No lugar onde trabalho, temos uma atividade chamada “perturbações digitais”. As crianças nos visitam e precisam criar um aplicativo que “roube” o tempo das pessoas. Ao fazer isso, aprendem como os aplicativos usam notificações, recompensas e estratégias para manter o usuário conectado. Ensinamos como as big techs pensam. Ao inverter a lógica, as crianças percebem o que acontece de verdade no dia a dia digital.
O que a experiência da Dinamarca pode ensinar a outros países?
Depende do país, mas acho que ter um debate aberto é essencial. As crianças têm voz e são mais inteligentes do que pensamos. Precisamos ensiná-las como o mundo funciona e incentivá-las a serem boas pessoas. Acho que fazemos isso na Dinamarca. Temos uma sociedade segura e com baixos índices de criminalidade. Começamos cedo, conversamos uns com os outros, tentamos nos entender.
Nem sempre conseguimos, mas fazemos o nosso melhor.
O ambiente influencia na forma como as crianças aprendem?
Sim, tentamos fazer com que todas as crianças se sintam bem-vindas. A ideia é que, assim como na escola, no trabalho também seja possível encontrar um espaço saudável e feliz. É isso que tentamos construir, mesmo que nem sempre seja fácil.
Há quanto tempo você trabalha no BUFX?
Trabalho no BUFX há 7 anos, e sou professor desde 2007. O projeto foi criado pelo município de Copenhague, o governo local.
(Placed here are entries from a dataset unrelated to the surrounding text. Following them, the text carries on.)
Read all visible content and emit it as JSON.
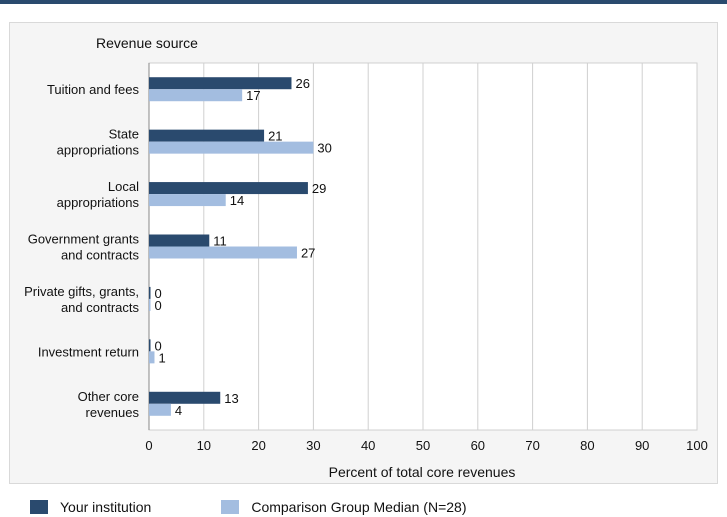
{
  "chart_data": {
    "type": "bar",
    "orientation": "horizontal",
    "category_axis_title": "Revenue source",
    "xlabel": "Percent of total core revenues",
    "xlim": [
      0,
      100
    ],
    "xticks": [
      0,
      10,
      20,
      30,
      40,
      50,
      60,
      70,
      80,
      90,
      100
    ],
    "grid": "vertical",
    "legend_position": "bottom",
    "categories": [
      [
        "Tuition and fees"
      ],
      [
        "State",
        "appropriations"
      ],
      [
        "Local",
        "appropriations"
      ],
      [
        "Government grants",
        "and contracts"
      ],
      [
        "Private gifts, grants,",
        "and contracts"
      ],
      [
        "Investment return"
      ],
      [
        "Other core",
        "revenues"
      ]
    ],
    "series": [
      {
        "name": "Your institution",
        "color": "#2a4a6e",
        "values": [
          26,
          21,
          29,
          11,
          0,
          0,
          13
        ]
      },
      {
        "name": "Comparison Group Median (N=28)",
        "color": "#a3bde0",
        "values": [
          17,
          30,
          14,
          27,
          0,
          1,
          4
        ]
      }
    ]
  }
}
Atualmente, temos cinco unidades espalhadas pela cidade, que funcionam como oficinas permanentes. Todas as escolas da rede pública podem agendar visitas conosco. Estamos abertos todos os dias e contamos com uma equipe de cerca de 15 funcionários.
Copenhague tem 75 escolas públicas. Todos os anos, cerca de 10 mil estudantes — com idades entre 7 e 16 anos, do 1º ao 9º ano — passam por nossas atividades.
Sobre o que vocês mais têm falado atualmente?
Inteligência artificial. Esse tema cresceu muito nos últimos dois anos. As escolas têm nos pedido ajuda para lidar com isso.
Na Dinamarca, criamos o School GPT, uma versão segura da IA, voltada para escolas. Diferente do ChatGPT ou de outras ferramentas abertas, ele tem proteções contra perguntas inadequadas e é exclusivo para uso educacional.
Ele foi criado pelo governo?
Sim, é financiado e mantido pelo governo. A ideia é não proibir a IA, mas criar um ambiente seguro de aprendizado. Precisamos ensinar sobre isso na escola, porque é o futuro.